How to set up normal approximation for binomial

165 Views Asked by At

In a particular school, 25% of first grade students do not enjoy reading. 22% of second graders do not enjoy reading. A random sample is taken of 100 first grade students, and another independent sample of 100 second graders is taken.

Part 1: Use normal approximation to find the probability that less than 30 first grade students in the sample do not enjoy reading.

Part 2: Use normal approximation to find the probability that 5 more second graders than first graders in the samples do not enjoy reading.

For part 1, after doing the 0.5 correction, I got $$ O \ follows \ N(25, 18.75) $$ $$ P(O \le 29.5) = 0.851 $$

Is that right? And for part 2, I'm not exactly sure how to set it up.

Thanks!

2

There are 2 best solutions below

1
On BEST ANSWER

Part 2: For second grade students p = .22, n = 100, and Y is the number of sampled students who do not enjoy reading. Much as in Part 1, we obtain $E(Y) = 22$ and $V(Y) = 17.16$.

We also need the mean and variance of $W = Y - X$, with $X$ as in Part 1. We have $E(W) = E(Y-X) = 22 - 25 = -3$ and $V(W) = 18.75 + 17.16 = 36.91$ (notice that variances ADD), so that the SD of the difference is 5.9924. We seek

$$P\{W = 5\} = P\{4.5 \le W \le 5.5\} \approx P\{(4.5 + 3)/5.9924 \le Z \le (5.5+3)/5.9924\} = P\{1.252 \le Z \le 1.418\} = 0.027.$$

In Part 1, some authors may have ignored the "continuity correction" that uses half integers in the bounds. Here, however this correction is essential to getting a sensible answer.

As in Part 1, you may get a slightly different answer using printed tables of the standard normal distribution, rounding bounds to two places, than we did with software. In R, the statement 'diff(pnorm(c(1.252, 1.418))' returns 0.02719.

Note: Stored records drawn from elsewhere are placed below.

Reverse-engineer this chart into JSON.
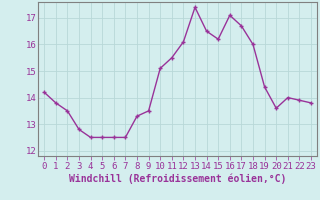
{
  "x": [
    0,
    1,
    2,
    3,
    4,
    5,
    6,
    7,
    8,
    9,
    10,
    11,
    12,
    13,
    14,
    15,
    16,
    17,
    18,
    19,
    20,
    21,
    22,
    23
  ],
  "y": [
    14.2,
    13.8,
    13.5,
    12.8,
    12.5,
    12.5,
    12.5,
    12.5,
    13.3,
    13.5,
    15.1,
    15.5,
    16.1,
    17.4,
    16.5,
    16.2,
    17.1,
    16.7,
    16.0,
    14.4,
    13.6,
    14.0,
    13.9,
    13.8
  ],
  "line_color": "#993399",
  "marker": "+",
  "title": "",
  "xlabel": "Windchill (Refroidissement éolien,°C)",
  "ylabel": "",
  "background_color": "#d4eeee",
  "grid_color": "#b8d8d8",
  "spine_color": "#808080",
  "xlim": [
    -0.5,
    23.5
  ],
  "ylim": [
    11.8,
    17.6
  ],
  "yticks": [
    12,
    13,
    14,
    15,
    16,
    17
  ],
  "xticks": [
    0,
    1,
    2,
    3,
    4,
    5,
    6,
    7,
    8,
    9,
    10,
    11,
    12,
    13,
    14,
    15,
    16,
    17,
    18,
    19,
    20,
    21,
    22,
    23
  ],
  "tick_fontsize": 6.5,
  "xlabel_fontsize": 7,
  "xlabel_fontweight": "bold",
  "line_width": 1.0,
  "marker_size": 3.5
}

A simulation of a million runs of this 200-student experiment yielded the same answer 0.027 to three places as in the approximation. A histogram of the million differences of reading averse students is closely matched by a normal curve with mean -3 and standard deviation 5.9924. (It would have been possible to get an exact answer, but we did not. You might want to ponder how many binomial probabilities would have to be computed to do that.)

0
On

Part 1: p = .25 of first grade students do not enjoy reading; n = 100 first grade students selected at random; X = number out of 100 who do not enjoy reading. We seek $P\{X < 30\} = P\{X \leq 29\}.$ Using R software, the exact probability is given by 'pbinom(29, 100, .25)' which returns 0.850459.

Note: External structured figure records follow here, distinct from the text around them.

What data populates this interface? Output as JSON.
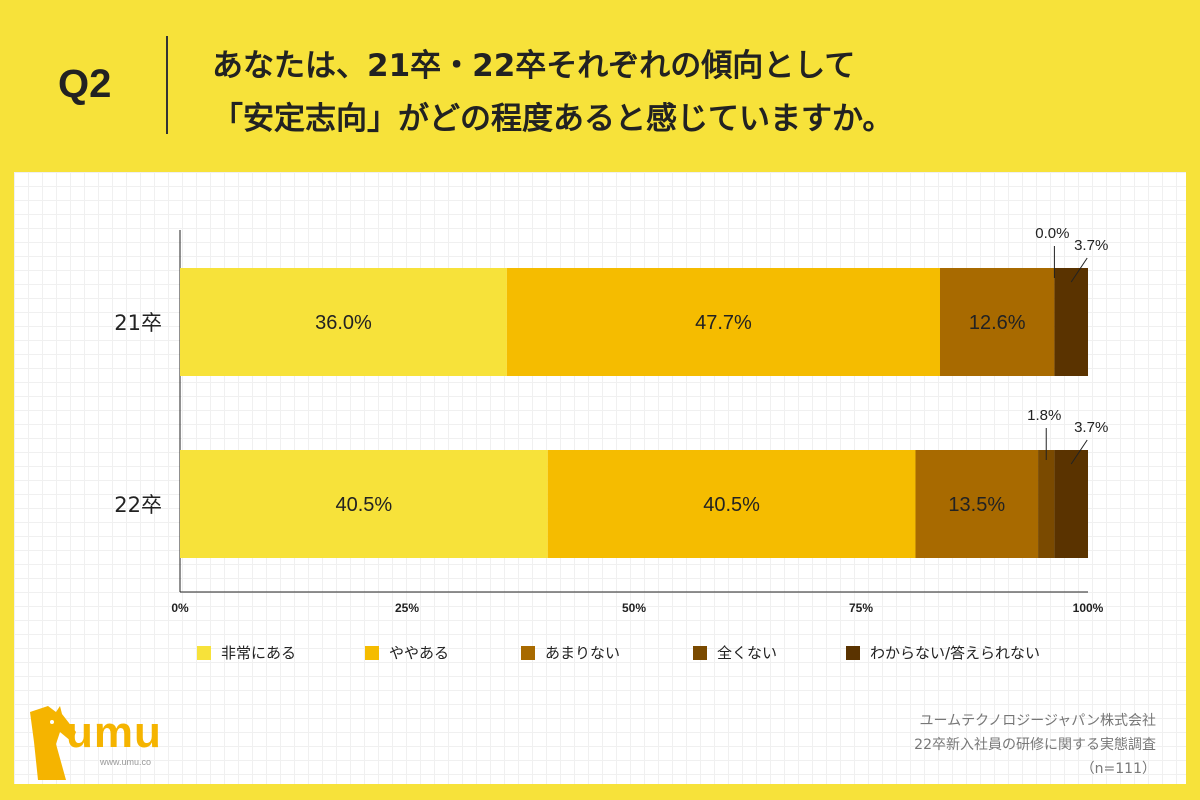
{
  "header": {
    "q_label": "Q2",
    "title_line1": "あなたは、21卒・22卒それぞれの傾向として",
    "title_line2": "「安定志向」がどの程度あると感じていますか。"
  },
  "chart_data": {
    "type": "bar",
    "orientation": "horizontal-stacked-100",
    "categories": [
      "21卒",
      "22卒"
    ],
    "series": [
      {
        "name": "非常にある",
        "values": [
          36.0,
          40.5
        ],
        "color": "#F7E23A",
        "labels": [
          "36.0%",
          "40.5%"
        ]
      },
      {
        "name": "ややある",
        "values": [
          47.7,
          40.5
        ],
        "color": "#F5BC00",
        "labels": [
          "47.7%",
          "40.5%"
        ]
      },
      {
        "name": "あまりない",
        "values": [
          12.6,
          13.5
        ],
        "color": "#A86A00",
        "labels": [
          "12.6%",
          "13.5%"
        ]
      },
      {
        "name": "全くない",
        "values": [
          0.0,
          1.8
        ],
        "color": "#7A4A00",
        "labels": [
          "0.0%",
          "1.8%"
        ]
      },
      {
        "name": "わからない/答えられない",
        "values": [
          3.7,
          3.7
        ],
        "color": "#5A3300",
        "labels": [
          "3.7%",
          "3.7%"
        ]
      }
    ],
    "xlim": [
      0,
      100
    ],
    "xticks": [
      "0%",
      "25%",
      "50%",
      "75%",
      "100%"
    ],
    "legend_position": "bottom",
    "grid": false
  },
  "credit": {
    "line1": "ユームテクノロジージャパン株式会社",
    "line2": "22卒新入社員の研修に関する実態調査",
    "line3": "（n=111）"
  },
  "logo": {
    "text": "umu",
    "url": "www.umu.co",
    "color": "#F5B400"
  }
}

How can this probability be approximated using the normal distribution? (First n is large enough and p is far enough from 0 (and 1) that such an approximation is feasible.) $E(X) = np = 100(.25) = 25$ and $V(X) = np(1-p) = 18.75.$ Then $$ P\{X \le 29.5\} = P\{(X - 25)/\sqrt{18.75} < (29.5 = 25)/\sqrt{18.75} = 1.039\} \approx P\{Z \le 1.039\} = 0.8506.$$ The 'standardized' binomial random variable $(X - 25)/\sqrt{18.75}$ is approximated by the standard normal random variable $Z$. (Notice the 'approximately equal' sign $\approx$ at the appropriate point.)

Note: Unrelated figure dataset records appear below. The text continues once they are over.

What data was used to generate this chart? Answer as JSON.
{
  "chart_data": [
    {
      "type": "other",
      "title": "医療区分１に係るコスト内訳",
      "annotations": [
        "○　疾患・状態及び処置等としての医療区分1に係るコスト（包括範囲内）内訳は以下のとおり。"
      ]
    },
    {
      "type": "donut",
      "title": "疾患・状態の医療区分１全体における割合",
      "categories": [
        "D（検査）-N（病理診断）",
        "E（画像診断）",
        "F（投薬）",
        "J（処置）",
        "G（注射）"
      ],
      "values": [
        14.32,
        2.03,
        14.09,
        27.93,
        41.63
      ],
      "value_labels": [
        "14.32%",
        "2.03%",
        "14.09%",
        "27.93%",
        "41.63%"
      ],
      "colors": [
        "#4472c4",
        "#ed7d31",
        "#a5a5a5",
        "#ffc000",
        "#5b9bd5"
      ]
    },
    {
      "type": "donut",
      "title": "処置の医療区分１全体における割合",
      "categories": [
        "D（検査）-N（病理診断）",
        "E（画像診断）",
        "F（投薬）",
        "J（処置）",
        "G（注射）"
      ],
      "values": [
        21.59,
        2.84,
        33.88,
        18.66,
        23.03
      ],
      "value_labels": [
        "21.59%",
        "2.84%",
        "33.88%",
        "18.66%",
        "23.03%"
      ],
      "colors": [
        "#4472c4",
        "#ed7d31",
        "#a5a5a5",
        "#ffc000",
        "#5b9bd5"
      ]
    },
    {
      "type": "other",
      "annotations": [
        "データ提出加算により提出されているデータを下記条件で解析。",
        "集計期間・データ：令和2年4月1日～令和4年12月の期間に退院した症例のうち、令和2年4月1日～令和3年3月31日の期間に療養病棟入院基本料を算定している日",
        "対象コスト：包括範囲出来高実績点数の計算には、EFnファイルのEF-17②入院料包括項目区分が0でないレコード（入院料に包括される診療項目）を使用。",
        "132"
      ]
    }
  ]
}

Notice that for the discrete random variable $X$ the desired probability can be express either as $P\{X < 30\}$ or $P\{X \leq 29\}$. When approximating by the continuous normal random variable, one generally obtains a better approximation by using a bound 29.5 halfway between.

The approximate normal probability can be found either with software or by using printed tables of the standard normal distribution. (In the latter case you would probably have to use 1.04 rather than 1.039, we used software so your answer may be slightly different.)

Notice that the result 0.8506 is not far from the exact result 0.850495. As here, normal approximations commonly give about two-place accuracy.